Sometimes it’s the little things that make a disproportionately big difference.
Several people have been making fairly big use of the Stringtree template system recently, both as part of Mojasef and for general purpose text generation. One of the things it’s particularly good at is rendering collections and sequences. For example, if there is an ArrayList of the Integers 1, 17 and -29 stored in the template context as “stuff”, then the following template will generate a comma-separated list of the values in brackets:
[${stuff*/','}]
The ${ and } indicate the start and end of a template token. Within the token stuff is the name of the context value, the * indicates that it should be “multiplied” (i.e, each element rendered in sequence), and the /’,’ indicates that the elements should be “divided” by commas.
Expanding this template gives:
[1,17,-29]
Now, this is all fine if the values in the collection can be directly output. Now imagine that we have a collection of three Strings: ‘hello’, ‘there’ and ‘world’, and we want to generate a similar sequence, but with each String surrounded by quotes. For this we need two templates:
[${stuff*quote/','}]
and a new tamplate (named quote.tpl)
"${this}"
In this case the collection is “multiplied” by the template “quote”, i.e, each element of the collection is placed in the context in turn as “this”, and the template “quote” is evaluated. The resulting values are then “divided” by the commas.
Expanding this template gives:
["hello","there","world"]
The astute amongst you will have noticed that all of the above can actually be done by JSONWriter, but the templating sytstem is much more flexible, and works just as well generating HTML, XML and any other text format.
Now to the point of this article.
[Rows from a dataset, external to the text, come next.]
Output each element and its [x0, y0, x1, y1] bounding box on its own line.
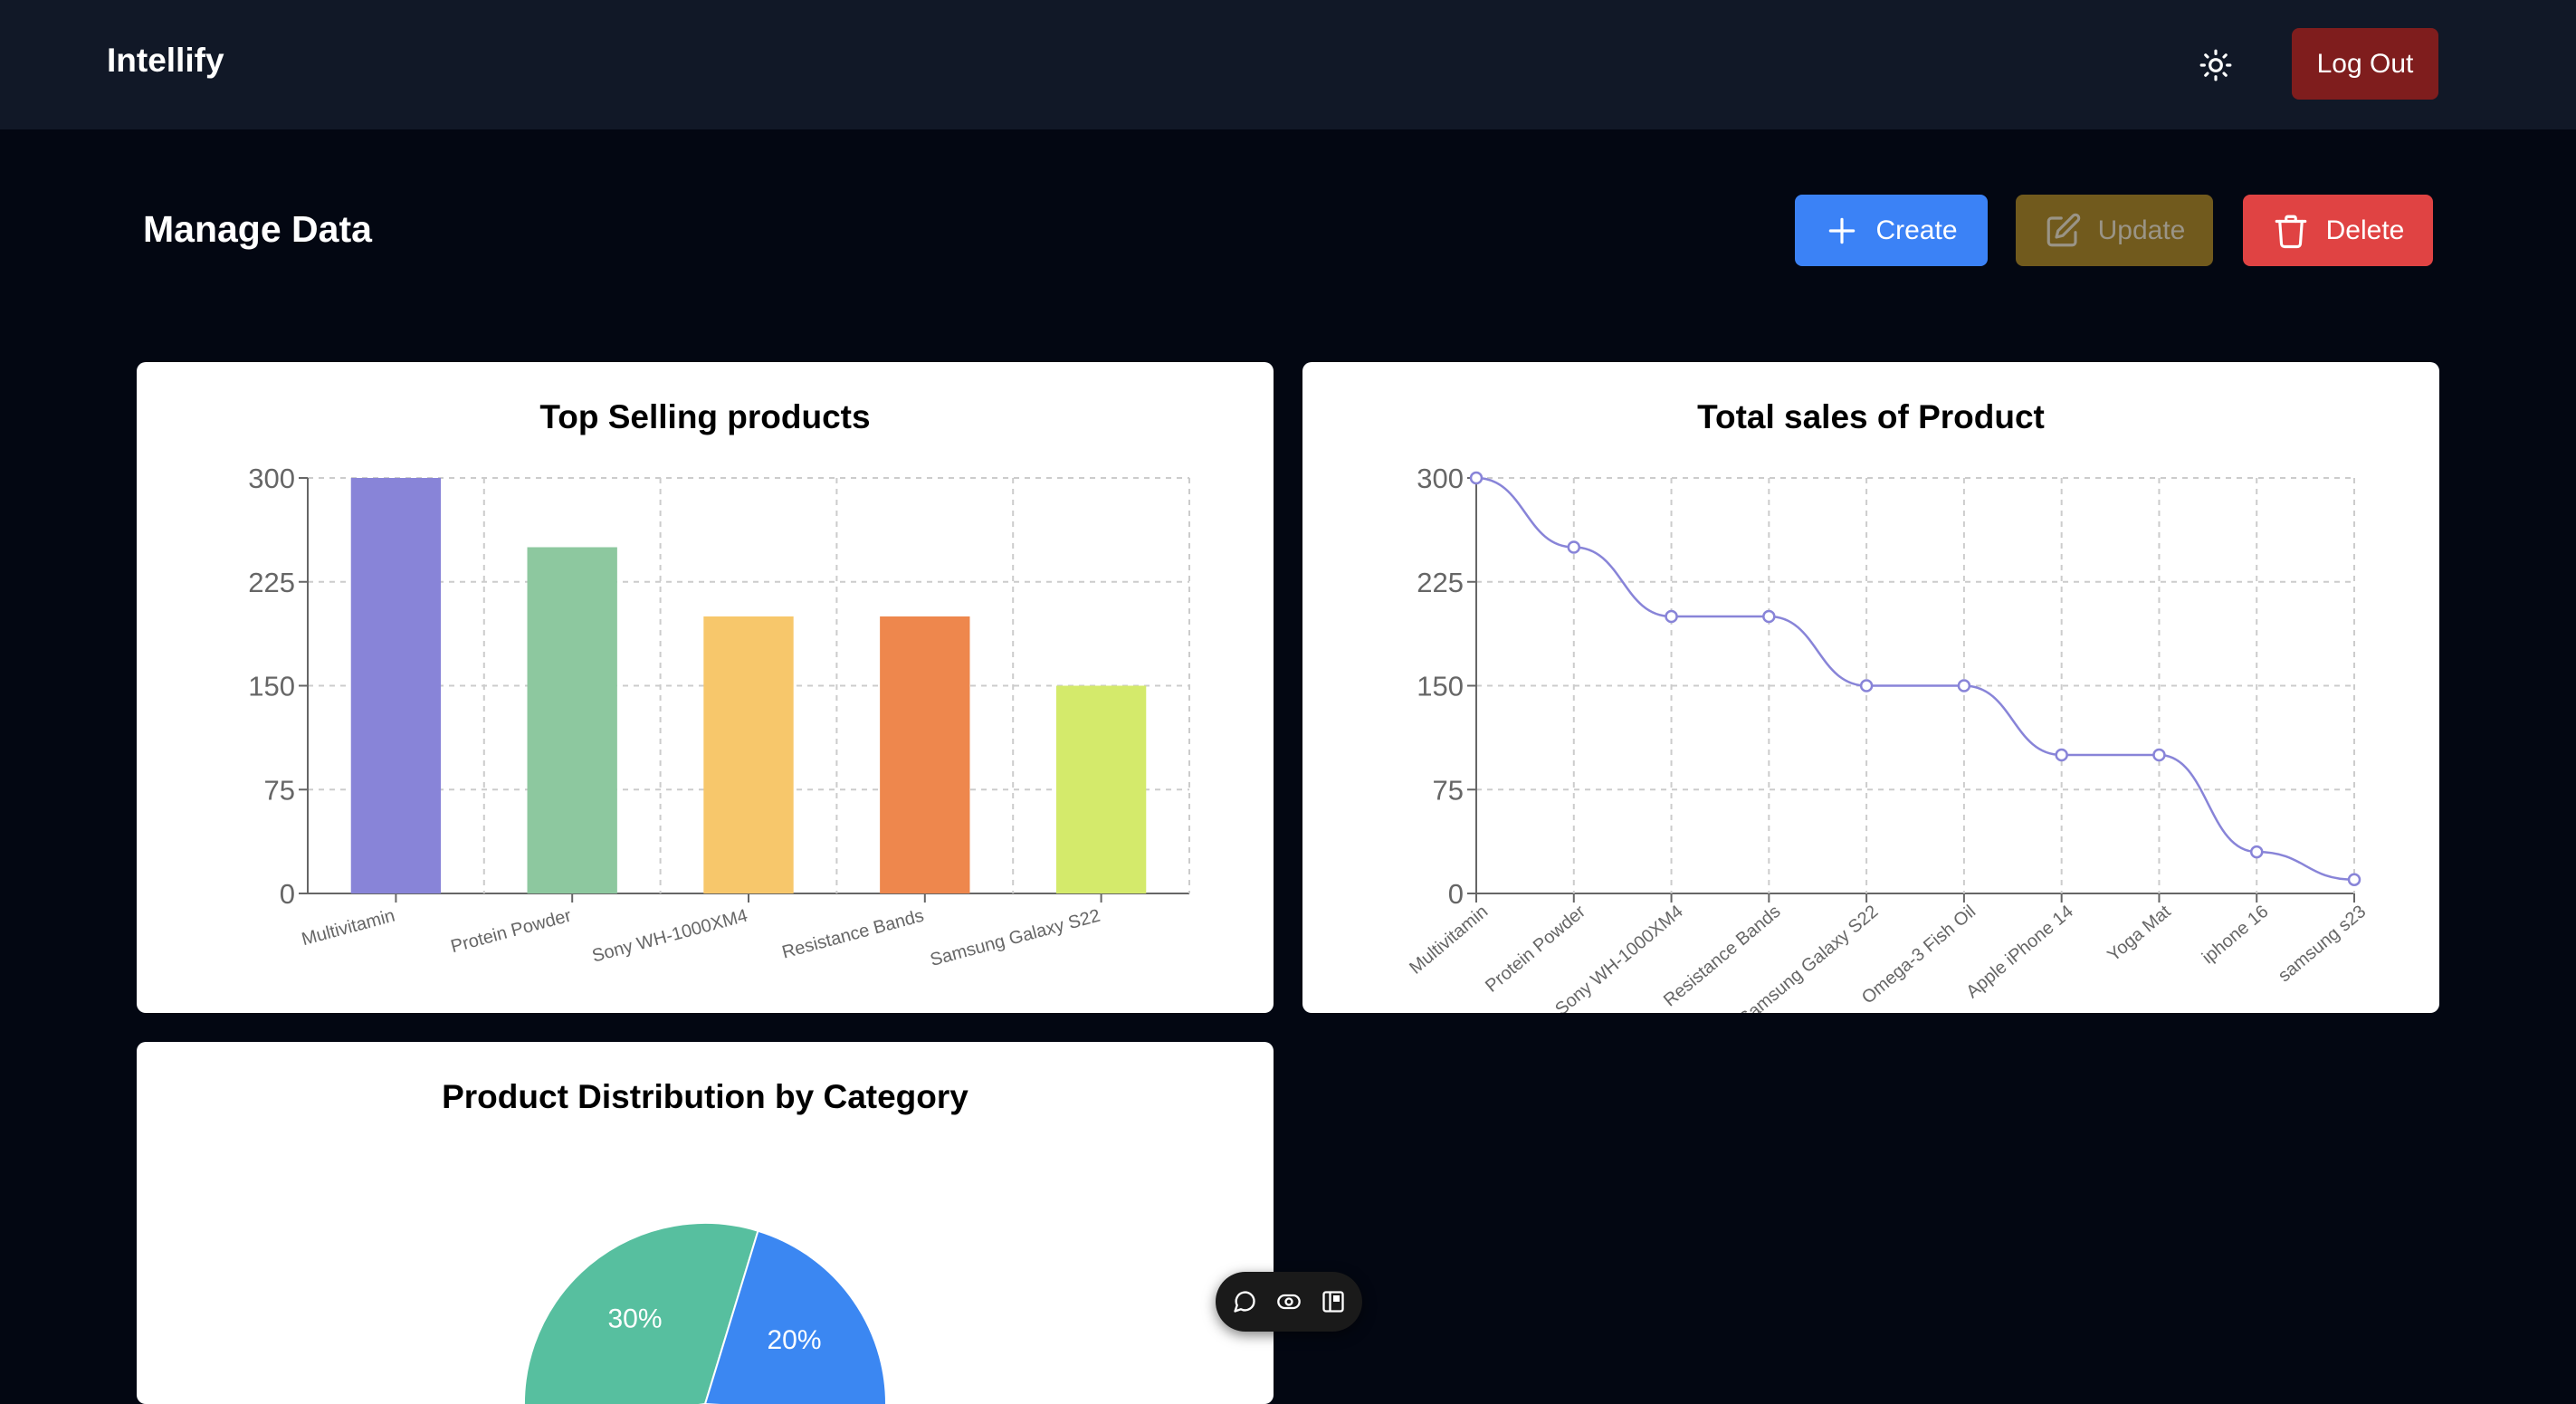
x-tick-label: Apple iPhone 14: [1962, 902, 2077, 1002]
floating-toolbar: [1216, 1272, 1362, 1332]
bar: [350, 478, 442, 893]
data-point: [1567, 540, 1581, 554]
y-tick-label: 0: [280, 878, 295, 910]
x-tick-label: samsung s23: [2275, 902, 2370, 986]
data-point: [2055, 748, 2068, 762]
y-tick-label: 150: [248, 671, 295, 702]
x-tick-label: Multivitamin: [300, 906, 397, 950]
x-tick-label: Multivitamin: [1406, 902, 1492, 979]
data-point: [2152, 748, 2166, 762]
line-chart: 075150225300MultivitaminProtein PowderSo…: [1406, 463, 2370, 1013]
y-tick-label: 75: [264, 774, 295, 806]
create-button[interactable]: Create: [1795, 195, 1988, 266]
comment-icon[interactable]: [1229, 1286, 1260, 1317]
x-tick-label: Yoga Mat: [2104, 902, 2175, 966]
data-point: [2249, 845, 2264, 859]
bar: [703, 616, 794, 893]
x-tick-label: Protein Powder: [449, 905, 574, 957]
bar: [527, 547, 617, 893]
data-point: [1957, 679, 1971, 692]
y-tick-label: 150: [1417, 671, 1464, 702]
update-button[interactable]: Update: [2016, 195, 2213, 266]
y-tick-label: 300: [1417, 463, 1464, 494]
bar-chart-card: Top Selling products 0 75 150 225 300 Multivi…: [137, 362, 1274, 1013]
update-label: Update: [2097, 215, 2186, 245]
data-point: [2347, 873, 2361, 886]
y-tick-label: 225: [248, 567, 295, 598]
pie-chart: 30% 20%: [523, 1222, 887, 1404]
brand-logo[interactable]: Intellify: [107, 42, 224, 80]
series-line: [1475, 476, 2355, 881]
data-point: [1859, 679, 1874, 692]
bar-chart: 0 75 150 225 300 Multivitamin Protein Powder So…: [248, 463, 1190, 970]
data-point: [1665, 609, 1678, 624]
y-tick-label: 225: [1417, 567, 1464, 598]
x-tick-label: Samsung Galaxy S22: [928, 906, 1102, 970]
theme-toggle-button[interactable]: [2194, 43, 2237, 87]
data-point: [1762, 609, 1776, 624]
create-label: Create: [1875, 215, 1958, 245]
delete-label: Delete: [2325, 215, 2405, 245]
x-tick-label: iphone 16: [2199, 902, 2272, 968]
eye-icon[interactable]: [1274, 1286, 1304, 1317]
delete-button[interactable]: Delete: [2243, 195, 2433, 266]
trash-icon: [2272, 212, 2310, 250]
edit-icon: [2044, 212, 2082, 250]
logout-button[interactable]: Log Out: [2292, 28, 2438, 100]
pie-slice-label: 30%: [607, 1304, 662, 1333]
bar: [880, 616, 970, 893]
navbar: Intellify Log Out: [0, 0, 2576, 129]
x-tick-label: Sony WH-1000XM4: [590, 906, 749, 967]
pie-slice-label: 20%: [767, 1325, 821, 1355]
x-tick-label: Protein Powder: [1482, 902, 1589, 997]
line-chart-card: Total sales of Product 0 75 150 225 300 Multi…: [1302, 362, 2439, 1013]
x-tick-label: Resistance Bands: [780, 906, 926, 963]
y-tick-label: 75: [1433, 774, 1464, 806]
page-title: Manage Data: [143, 208, 372, 250]
bar: [1055, 685, 1147, 893]
data-point: [1469, 471, 1484, 485]
y-tick-label: 300: [248, 463, 295, 494]
plus-icon: [1825, 214, 1859, 248]
pie-chart-card: Product Distribution by Category 30% 20%: [137, 1042, 1274, 1404]
sun-icon: [2199, 49, 2232, 81]
inspect-icon[interactable]: [1318, 1286, 1349, 1317]
y-tick-label: 0: [1448, 878, 1464, 910]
I have found it increasingly common when generating XML to want to emit a sequence separated by newlines. This can easily be done using the above syntax by giving a newline as a “divide” string:
[${stuff*quote/'
'}]
But this has always looked clumsy to me.
So, in Stringtree 2.0.7 I have finally got around to making a neater syntax for this. Now, if you use a / to indicate a “divide”, but do not supply a separator, the template system will default to a newline. If you don’t want any separators at all, you can still just leave off the /. So lets try the new, neater, way to write a newline-separated chunk of XML from the same collection of Strings:
<quotes>
${stuff*quote/}
</quotes>
and the template quote.tpl
<quote>${this}</quote>
Expanding this template gives:
<quotes>
<quote>hello</quote>
<quote>there</quote>
<quote>world</quote>
</quotes>
A very small change, but one which makes a common task a lot nicer.
As a side note, in 2.0.7 I also brought out from my dusty archives an old XML parser I wrote years ago and integrated it with the current Stringtree code base. Feel free to play with it, but I don’t really consider it ready for “prime time” yet.